The simple truth is, the next evangelist for the Navy will be online. The next evangelist will probably not be an Admiral in the US Navy, rather the evangelist for the Navy will be more similar to how information is disseminated in the era by which the conversation takes place. If I was playing the role of futurist, I would suggest the next evangelist for the military services will ultimately be a distributed number of popular and respected bloggers that make up an evangelist network.

I think he is quite correct in this for the simple reason that “discussions” are now the province of any who wish to take part in them (at least in most of the Western world).  Galrahn goes on to say that

I’ll take it one step further… the Army and the Marines already has their evangelist network, because in classic 21st century form the network core for the evangelical network of those services appears to be the Small Wars Journal, where a number of active duty officers ALREADY contribute to the strategic discussions regarding the challenges facing those services.

While he notes the importance of communications technologies and access to discussions, there is one point that may explain why networks such as Small Wars have taken the lead in building renaissance evangelical networks: the primary conflict and source of perceptual “upset” involves ground based theatres of operations.  Or, to put it another way, the US Army and Marines have had their perceptions challenged for the past seven years at the level of personal experience.  This “challenge” has forced them out of their bureaucratic perceptions and required that they develop new perceptions.

In many ways, this should not surprise anyone who has read Thomas Kuhn’s The Structure of Scientific Revolutions; this is a quite normal process in the history of science and, more generally, in the history of how institutions use “knowledge” (broadly construed).  In its simplest form, 1990’s US military doctrine (perceptions and TTPs) could not effectively deal with the early 21st century battlefield - its predictive value was terrible once the conflict had moved beyond the very restricted sphere of “conventional” warfare.

Groups such as the Small Wars Journal and its predecessors asked “why” and proceeded to examine the axiomatic assumptions upon which the “conventions” were based.  This, inevitably, led to a rejection of many of those axiomatic assumptions, and the development of better predictive models that applied outside of “conventional” warfare.  The key to the speed with which the dominant paradigm shifted was in two factors.  First, the “discussion” took place amongst people with a wide variety backgrounds, many of whom were not in the military or the US.  Second, cheap, efficient and easy to use collaborative, interactive communications technologies were readily available.  The most likely consequence of this was the rapid development of renaissance evangelical networks with a fairly strong via negativa approach.
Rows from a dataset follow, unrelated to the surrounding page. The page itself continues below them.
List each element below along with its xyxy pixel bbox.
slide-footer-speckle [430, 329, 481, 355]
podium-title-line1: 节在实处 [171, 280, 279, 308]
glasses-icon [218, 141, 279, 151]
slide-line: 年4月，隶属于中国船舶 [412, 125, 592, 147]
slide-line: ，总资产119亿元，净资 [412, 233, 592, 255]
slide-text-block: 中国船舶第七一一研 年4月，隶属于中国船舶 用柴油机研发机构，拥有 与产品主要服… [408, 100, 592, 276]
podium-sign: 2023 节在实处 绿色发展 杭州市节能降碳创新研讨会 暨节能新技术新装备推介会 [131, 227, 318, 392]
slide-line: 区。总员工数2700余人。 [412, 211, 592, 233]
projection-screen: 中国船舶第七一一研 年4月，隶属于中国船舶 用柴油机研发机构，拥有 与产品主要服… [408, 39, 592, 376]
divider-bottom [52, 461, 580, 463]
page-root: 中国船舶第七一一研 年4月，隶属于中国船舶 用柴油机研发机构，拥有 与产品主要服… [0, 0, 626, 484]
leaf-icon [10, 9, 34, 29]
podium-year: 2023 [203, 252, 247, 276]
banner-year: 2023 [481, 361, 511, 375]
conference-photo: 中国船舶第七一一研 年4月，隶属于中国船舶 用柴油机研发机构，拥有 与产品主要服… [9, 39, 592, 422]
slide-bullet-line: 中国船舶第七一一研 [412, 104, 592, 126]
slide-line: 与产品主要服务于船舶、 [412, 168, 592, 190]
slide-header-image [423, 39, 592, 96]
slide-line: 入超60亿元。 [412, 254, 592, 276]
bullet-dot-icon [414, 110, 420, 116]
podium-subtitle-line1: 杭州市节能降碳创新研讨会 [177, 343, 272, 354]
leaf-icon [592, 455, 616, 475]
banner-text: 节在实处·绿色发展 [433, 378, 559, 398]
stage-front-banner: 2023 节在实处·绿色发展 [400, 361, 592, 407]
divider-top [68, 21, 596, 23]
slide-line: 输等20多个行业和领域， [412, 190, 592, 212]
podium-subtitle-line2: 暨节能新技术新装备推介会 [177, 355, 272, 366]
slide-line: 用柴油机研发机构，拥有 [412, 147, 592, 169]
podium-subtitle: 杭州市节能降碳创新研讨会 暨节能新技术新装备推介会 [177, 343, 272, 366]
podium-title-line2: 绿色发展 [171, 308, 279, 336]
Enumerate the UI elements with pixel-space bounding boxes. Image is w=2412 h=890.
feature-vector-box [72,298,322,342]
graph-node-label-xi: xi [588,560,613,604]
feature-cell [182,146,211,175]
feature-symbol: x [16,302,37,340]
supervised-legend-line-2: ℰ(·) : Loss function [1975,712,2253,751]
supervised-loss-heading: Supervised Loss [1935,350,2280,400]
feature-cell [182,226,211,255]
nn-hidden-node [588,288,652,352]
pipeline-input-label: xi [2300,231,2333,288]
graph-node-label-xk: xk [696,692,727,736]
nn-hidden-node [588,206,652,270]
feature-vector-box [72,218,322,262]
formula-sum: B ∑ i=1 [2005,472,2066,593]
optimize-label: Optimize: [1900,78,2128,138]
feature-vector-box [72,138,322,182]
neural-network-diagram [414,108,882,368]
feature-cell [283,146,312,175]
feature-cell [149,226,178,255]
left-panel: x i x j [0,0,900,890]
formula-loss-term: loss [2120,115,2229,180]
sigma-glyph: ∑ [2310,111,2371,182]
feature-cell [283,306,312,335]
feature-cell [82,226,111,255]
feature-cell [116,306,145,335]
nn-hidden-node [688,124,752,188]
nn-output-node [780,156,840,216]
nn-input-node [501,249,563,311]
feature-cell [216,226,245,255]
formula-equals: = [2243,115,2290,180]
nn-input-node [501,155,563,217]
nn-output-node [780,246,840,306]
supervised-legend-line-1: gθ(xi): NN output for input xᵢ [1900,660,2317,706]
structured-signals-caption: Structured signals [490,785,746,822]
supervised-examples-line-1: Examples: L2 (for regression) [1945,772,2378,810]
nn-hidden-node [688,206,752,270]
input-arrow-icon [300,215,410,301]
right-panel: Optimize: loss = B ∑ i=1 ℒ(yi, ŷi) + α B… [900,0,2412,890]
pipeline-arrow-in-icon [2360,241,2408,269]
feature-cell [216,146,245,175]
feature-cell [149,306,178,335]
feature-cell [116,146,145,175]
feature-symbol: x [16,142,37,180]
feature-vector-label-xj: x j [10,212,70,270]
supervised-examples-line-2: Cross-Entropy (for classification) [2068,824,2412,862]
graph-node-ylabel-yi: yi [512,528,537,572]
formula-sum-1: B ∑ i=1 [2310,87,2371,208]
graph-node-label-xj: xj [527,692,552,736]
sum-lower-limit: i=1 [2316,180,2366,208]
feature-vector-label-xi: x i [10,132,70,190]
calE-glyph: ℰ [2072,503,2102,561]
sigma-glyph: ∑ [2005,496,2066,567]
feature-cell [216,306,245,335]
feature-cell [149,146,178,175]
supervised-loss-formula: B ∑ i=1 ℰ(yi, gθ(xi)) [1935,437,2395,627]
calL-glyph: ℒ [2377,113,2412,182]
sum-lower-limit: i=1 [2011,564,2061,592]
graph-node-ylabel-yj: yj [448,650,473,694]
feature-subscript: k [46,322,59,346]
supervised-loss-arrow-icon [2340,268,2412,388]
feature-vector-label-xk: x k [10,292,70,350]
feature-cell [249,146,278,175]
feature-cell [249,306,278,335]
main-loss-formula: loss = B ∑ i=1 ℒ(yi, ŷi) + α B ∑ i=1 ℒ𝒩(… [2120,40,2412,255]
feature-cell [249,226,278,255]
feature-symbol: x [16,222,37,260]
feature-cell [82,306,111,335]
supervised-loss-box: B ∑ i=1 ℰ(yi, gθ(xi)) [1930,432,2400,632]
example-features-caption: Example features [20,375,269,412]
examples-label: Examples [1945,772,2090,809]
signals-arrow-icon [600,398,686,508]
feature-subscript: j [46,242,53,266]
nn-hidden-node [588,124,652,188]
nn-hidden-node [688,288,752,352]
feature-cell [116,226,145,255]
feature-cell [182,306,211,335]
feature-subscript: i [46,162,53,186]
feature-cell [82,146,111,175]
The same conditions are not currently operational in the US Navy.  They are not involved on a day to day basis in constant combat and they have not had, at the grassroots level, the experience of realizing that their “theory of reality” is wrong (BTW, ALL “theories of reality” are “wrong” or “biased” in some manner - this is the basic Map-Territory paradox in epistemology that Bateson talks about in Mind and Nature: A Necessary Unity).

I don’t know if the US Navy will be able to overcome this “problem” and develop a renaisance evangelical network similar to Smal Wars.  I would hope that they do but, as Kuhn pointed out, normal science is quite powerful in controlling discourse until its failure is rubbed in its face.